This post originally appeared in Oil and Gas Investigator

When the cyclical oil and gas industry experiences a global downturn, there’s a lot of uncertainty. How do we manage production? Where can we cut costs? When will prices return? Analysts predict, but nobody knows. In all of the complexity, there’s one thing we can count on—consolidation is inevitable.

As companies struggle to compete and justify their very existence in tough conditions, executives look to mergers and acquisitions as a solution. But what’s the most important factor for success?

A 2016 KPMG study of decision-makers showed a well-executed integration plan is more important than a good deal price. And although integration can take many forms (i.e., human capital, technology, operations, etc.), brand is the one essential component that syncs everything together.

Brand is a function that not only communicates the value of the newly created or enhanced company, but also serves as a filter to simplify and guide decision-making, product/service development and cultural transformation.

Here are three ways brand can help any oil and gas company execute a smart, efficient integration plan during a merger or acquisition:

Clarify your story: Both internally and externally, people can take action when they know what they’re working toward.

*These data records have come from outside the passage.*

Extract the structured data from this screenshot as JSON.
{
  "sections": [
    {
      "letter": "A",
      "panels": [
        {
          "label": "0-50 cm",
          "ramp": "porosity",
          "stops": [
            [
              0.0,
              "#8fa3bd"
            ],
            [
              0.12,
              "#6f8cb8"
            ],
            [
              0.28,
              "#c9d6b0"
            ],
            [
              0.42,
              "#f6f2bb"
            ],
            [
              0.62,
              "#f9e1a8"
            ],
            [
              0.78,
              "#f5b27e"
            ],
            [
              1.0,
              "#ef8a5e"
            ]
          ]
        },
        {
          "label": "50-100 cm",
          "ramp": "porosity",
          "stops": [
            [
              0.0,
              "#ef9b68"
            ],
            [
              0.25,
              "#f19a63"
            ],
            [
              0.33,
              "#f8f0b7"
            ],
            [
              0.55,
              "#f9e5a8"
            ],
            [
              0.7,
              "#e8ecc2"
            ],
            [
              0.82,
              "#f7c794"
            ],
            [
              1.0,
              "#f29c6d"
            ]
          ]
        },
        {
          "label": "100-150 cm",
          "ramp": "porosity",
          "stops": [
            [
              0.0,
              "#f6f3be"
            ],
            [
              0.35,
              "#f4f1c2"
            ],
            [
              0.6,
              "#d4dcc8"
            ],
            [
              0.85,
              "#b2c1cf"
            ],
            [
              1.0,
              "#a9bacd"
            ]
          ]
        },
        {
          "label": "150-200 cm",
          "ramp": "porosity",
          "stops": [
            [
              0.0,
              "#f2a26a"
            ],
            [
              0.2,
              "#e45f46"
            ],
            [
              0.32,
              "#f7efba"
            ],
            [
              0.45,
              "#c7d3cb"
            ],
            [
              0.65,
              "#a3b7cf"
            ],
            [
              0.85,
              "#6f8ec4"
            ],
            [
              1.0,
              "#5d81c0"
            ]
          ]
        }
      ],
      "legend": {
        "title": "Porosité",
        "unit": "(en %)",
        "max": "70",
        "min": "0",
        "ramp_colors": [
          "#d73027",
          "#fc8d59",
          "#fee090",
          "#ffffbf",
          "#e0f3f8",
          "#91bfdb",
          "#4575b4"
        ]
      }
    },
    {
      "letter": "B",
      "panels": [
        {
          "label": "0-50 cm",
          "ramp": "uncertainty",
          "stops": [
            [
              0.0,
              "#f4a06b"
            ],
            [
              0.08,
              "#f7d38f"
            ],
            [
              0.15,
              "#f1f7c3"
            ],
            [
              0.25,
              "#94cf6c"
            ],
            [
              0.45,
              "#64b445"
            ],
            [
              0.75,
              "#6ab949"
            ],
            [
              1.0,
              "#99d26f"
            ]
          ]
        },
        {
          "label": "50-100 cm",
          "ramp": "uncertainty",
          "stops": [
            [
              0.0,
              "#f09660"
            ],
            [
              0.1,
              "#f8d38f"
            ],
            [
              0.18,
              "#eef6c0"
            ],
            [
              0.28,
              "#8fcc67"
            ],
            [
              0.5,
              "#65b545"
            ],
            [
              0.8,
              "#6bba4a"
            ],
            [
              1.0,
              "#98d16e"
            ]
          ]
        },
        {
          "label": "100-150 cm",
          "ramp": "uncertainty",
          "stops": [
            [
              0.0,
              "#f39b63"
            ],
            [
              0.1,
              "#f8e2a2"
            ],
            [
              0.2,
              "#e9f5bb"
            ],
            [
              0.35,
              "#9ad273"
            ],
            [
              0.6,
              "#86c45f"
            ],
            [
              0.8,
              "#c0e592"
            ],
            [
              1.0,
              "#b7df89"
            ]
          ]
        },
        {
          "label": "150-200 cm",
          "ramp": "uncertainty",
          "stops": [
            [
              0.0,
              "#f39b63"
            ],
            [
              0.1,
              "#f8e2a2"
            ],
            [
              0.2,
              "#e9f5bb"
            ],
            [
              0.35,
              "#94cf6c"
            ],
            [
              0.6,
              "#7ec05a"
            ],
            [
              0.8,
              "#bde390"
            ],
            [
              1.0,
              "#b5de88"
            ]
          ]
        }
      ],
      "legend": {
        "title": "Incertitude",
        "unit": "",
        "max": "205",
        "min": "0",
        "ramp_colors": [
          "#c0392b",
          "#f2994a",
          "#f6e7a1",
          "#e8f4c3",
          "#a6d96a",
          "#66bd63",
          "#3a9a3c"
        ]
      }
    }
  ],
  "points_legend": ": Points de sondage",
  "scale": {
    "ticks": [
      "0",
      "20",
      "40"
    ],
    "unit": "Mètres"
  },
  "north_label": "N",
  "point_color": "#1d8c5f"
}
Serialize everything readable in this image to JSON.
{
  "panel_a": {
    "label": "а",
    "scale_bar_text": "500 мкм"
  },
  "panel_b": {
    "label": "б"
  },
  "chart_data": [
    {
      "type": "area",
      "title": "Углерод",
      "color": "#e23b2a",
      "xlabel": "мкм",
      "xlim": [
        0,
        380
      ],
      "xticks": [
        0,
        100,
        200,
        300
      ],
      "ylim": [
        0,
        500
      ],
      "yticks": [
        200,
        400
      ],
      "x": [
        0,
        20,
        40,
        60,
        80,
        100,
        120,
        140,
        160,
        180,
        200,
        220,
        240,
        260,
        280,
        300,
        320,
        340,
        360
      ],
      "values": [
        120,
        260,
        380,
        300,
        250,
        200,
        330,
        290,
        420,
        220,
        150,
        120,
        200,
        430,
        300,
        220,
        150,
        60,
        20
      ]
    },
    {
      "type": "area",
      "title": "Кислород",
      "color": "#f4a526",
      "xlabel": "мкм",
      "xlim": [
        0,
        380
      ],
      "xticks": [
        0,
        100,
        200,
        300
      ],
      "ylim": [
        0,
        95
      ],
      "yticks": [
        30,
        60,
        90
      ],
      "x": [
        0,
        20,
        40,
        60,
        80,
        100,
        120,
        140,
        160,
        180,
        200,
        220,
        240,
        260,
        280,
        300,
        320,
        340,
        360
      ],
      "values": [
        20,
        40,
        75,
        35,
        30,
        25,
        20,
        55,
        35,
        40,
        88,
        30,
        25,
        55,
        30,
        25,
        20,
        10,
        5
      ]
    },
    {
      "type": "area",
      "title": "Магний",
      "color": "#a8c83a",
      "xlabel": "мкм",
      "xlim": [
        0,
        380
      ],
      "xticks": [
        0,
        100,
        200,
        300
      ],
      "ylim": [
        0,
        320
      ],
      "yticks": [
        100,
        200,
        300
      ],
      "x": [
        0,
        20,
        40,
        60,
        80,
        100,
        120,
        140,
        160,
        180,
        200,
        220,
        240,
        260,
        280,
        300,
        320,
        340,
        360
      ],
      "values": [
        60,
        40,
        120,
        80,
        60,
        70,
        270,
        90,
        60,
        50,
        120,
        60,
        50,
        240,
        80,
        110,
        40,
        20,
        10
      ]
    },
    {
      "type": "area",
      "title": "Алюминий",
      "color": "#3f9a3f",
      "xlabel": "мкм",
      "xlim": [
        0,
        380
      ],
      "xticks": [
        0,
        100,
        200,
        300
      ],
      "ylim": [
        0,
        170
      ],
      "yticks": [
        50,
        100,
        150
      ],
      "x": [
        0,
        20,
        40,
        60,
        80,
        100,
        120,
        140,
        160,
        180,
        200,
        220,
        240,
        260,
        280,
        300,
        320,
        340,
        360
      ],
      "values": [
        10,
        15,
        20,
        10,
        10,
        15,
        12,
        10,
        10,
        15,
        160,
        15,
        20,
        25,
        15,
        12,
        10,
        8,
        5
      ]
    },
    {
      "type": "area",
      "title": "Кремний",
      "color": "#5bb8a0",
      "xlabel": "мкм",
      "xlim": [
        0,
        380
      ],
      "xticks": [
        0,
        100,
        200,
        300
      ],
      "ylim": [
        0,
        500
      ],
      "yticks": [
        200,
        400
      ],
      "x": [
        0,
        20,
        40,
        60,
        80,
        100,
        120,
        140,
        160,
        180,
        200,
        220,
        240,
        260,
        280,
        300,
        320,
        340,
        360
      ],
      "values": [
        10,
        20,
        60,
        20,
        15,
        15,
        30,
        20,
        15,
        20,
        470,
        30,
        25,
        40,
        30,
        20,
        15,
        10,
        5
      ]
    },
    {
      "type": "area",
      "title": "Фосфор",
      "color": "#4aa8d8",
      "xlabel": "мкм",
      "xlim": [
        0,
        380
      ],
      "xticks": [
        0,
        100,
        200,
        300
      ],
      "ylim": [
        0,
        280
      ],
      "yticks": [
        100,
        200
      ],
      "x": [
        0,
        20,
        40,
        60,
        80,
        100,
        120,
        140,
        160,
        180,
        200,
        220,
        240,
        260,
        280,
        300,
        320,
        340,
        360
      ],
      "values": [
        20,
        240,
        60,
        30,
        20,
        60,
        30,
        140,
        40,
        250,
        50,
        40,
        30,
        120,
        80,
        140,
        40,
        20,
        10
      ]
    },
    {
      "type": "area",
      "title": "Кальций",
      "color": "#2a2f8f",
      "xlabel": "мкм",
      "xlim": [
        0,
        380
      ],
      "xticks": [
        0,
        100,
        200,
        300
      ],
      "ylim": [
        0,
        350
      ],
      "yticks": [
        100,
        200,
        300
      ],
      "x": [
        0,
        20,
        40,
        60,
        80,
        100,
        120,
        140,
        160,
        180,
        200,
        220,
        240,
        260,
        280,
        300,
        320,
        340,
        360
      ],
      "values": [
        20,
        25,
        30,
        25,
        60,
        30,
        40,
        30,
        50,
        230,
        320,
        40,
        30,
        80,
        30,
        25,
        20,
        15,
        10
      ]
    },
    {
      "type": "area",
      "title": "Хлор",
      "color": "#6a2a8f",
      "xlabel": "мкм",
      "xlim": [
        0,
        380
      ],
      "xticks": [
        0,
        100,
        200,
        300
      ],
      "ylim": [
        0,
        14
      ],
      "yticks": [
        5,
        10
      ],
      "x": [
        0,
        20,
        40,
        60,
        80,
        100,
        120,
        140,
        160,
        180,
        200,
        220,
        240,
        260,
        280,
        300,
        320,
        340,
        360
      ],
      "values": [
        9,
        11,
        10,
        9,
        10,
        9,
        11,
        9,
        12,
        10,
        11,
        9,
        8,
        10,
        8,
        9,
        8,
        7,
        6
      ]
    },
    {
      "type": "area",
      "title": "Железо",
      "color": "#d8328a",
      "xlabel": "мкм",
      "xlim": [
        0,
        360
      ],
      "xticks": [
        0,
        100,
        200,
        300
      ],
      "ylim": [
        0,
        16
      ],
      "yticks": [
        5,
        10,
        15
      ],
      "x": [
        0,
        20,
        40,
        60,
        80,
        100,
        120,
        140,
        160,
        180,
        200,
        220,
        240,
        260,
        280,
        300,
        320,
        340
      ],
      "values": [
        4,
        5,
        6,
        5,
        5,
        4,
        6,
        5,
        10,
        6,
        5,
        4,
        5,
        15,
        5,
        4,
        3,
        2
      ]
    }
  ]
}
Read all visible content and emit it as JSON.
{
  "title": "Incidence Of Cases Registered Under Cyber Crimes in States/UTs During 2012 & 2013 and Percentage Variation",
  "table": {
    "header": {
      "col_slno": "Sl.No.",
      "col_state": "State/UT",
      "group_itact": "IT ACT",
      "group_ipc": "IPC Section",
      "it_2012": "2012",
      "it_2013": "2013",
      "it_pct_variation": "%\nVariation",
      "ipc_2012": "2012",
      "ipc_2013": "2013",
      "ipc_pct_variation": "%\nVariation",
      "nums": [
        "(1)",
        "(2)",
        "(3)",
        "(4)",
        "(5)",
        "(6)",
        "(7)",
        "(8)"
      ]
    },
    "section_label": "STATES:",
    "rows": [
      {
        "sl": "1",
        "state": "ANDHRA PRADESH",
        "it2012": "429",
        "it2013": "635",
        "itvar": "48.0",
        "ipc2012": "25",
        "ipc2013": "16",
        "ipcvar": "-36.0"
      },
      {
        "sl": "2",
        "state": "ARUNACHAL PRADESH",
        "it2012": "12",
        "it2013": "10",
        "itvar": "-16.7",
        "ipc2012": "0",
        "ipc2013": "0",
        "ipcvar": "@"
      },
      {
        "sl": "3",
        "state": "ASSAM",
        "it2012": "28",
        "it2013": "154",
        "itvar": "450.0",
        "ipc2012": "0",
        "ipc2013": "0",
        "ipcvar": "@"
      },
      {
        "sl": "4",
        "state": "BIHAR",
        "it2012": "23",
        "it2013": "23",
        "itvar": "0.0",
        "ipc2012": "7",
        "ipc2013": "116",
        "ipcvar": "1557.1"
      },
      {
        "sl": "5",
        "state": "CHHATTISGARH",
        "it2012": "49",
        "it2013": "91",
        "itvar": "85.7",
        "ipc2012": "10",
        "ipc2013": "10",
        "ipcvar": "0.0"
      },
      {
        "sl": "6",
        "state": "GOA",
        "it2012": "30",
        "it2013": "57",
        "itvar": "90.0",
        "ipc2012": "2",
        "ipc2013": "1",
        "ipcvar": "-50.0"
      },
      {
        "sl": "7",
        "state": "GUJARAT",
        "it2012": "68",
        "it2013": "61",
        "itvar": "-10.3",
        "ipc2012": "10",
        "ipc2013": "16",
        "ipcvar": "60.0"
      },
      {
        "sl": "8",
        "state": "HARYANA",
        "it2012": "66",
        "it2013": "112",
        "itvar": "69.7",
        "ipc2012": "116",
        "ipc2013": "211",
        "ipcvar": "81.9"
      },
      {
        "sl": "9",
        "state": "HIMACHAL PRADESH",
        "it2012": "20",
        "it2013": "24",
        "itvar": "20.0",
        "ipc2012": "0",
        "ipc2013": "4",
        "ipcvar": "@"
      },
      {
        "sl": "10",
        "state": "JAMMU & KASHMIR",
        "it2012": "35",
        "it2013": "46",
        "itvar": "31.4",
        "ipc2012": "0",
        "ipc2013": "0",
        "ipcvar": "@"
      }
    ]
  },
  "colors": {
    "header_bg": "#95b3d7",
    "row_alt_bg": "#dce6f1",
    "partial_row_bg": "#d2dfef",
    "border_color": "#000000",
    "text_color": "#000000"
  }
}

Building a strong brand, rooted in purpose, can clarify exactly what your company stands for and why it matters in times when the reasons for making an acquisition may not be so clear. Refreshing or completely overhauling a brand in light of an evolving offering helps external audiences understand what you’re trying to achieve, beyond dollars and cents, and it shows employees how they fit into the equation.

Rationalize your portfolio: In many oil and gas mergers, overlapping products and services is almost guaranteed. And often times they come with well-established brand names and decades of brand equity. A well-thought out brand architecture strategy can help guide decision-making around consolidating offerings, strengthening broader solutions and even bringing new offerings to market.

Engage employees: Brand-led employee engagement not only helps people build a relationship with the company, but also helps build a unifying culture around a common goal. Oil and gas is a global business, and company culture is far from homogenous. But a strong engagement plan, infused throughout the integration process, brings people together and helps the organization realize the true value of the merger, faster.

A great example from 2016 can be found with the integration of Cameron under the Schlumberger brand. A seasoned veteran of acquisitions, it’s clear the Schlumberger team has a sound brand strategy. Leading with a powerful story centered around complete solutions built on advanced technology, it was clear how Cameron fits into the mix.

As Schlumberger Chairman and CEO Paal Kibsgaard said, “As a combined company, we will drive total system performance through a much closer integration between the surface and subsurface components of both drilling and production systems.”

A consistently applied endorsement line on the Cameron logo clearly demonstrates how it is part of a larger company. A strategy employed successfully by Schlumberger in the past to ease customers under its umbrella (see MI Swaco, Smith Bits).

Finally, a clear call to employees came from former Cameron CEO and future president of the Schlumberger Cameron Group, Scott Rowe: “This is an exciting time for all Cameron employees as we integrate our portfolio with Schlumberger technologies to deliver improved operational performance, higher levels of cost efficiency, and close commercial alignment through new risk-based business models, while continuing to focus on the needs of our customers.”

As the industry continues to navigate the deep waters of uncertainty, it’s crucial to utilize tools and resources that bring clarity. For mergers and acquisitions, it’s essential to get the unified message out clearly, succinctly and in a way that’s compelling to both internal and external stakeholders. In time, the market will return and the forward-thinking winners of tomorrow are those that are putting the pieces for success in place today.

Nick Miller is a strategy director at Siegel+Gale.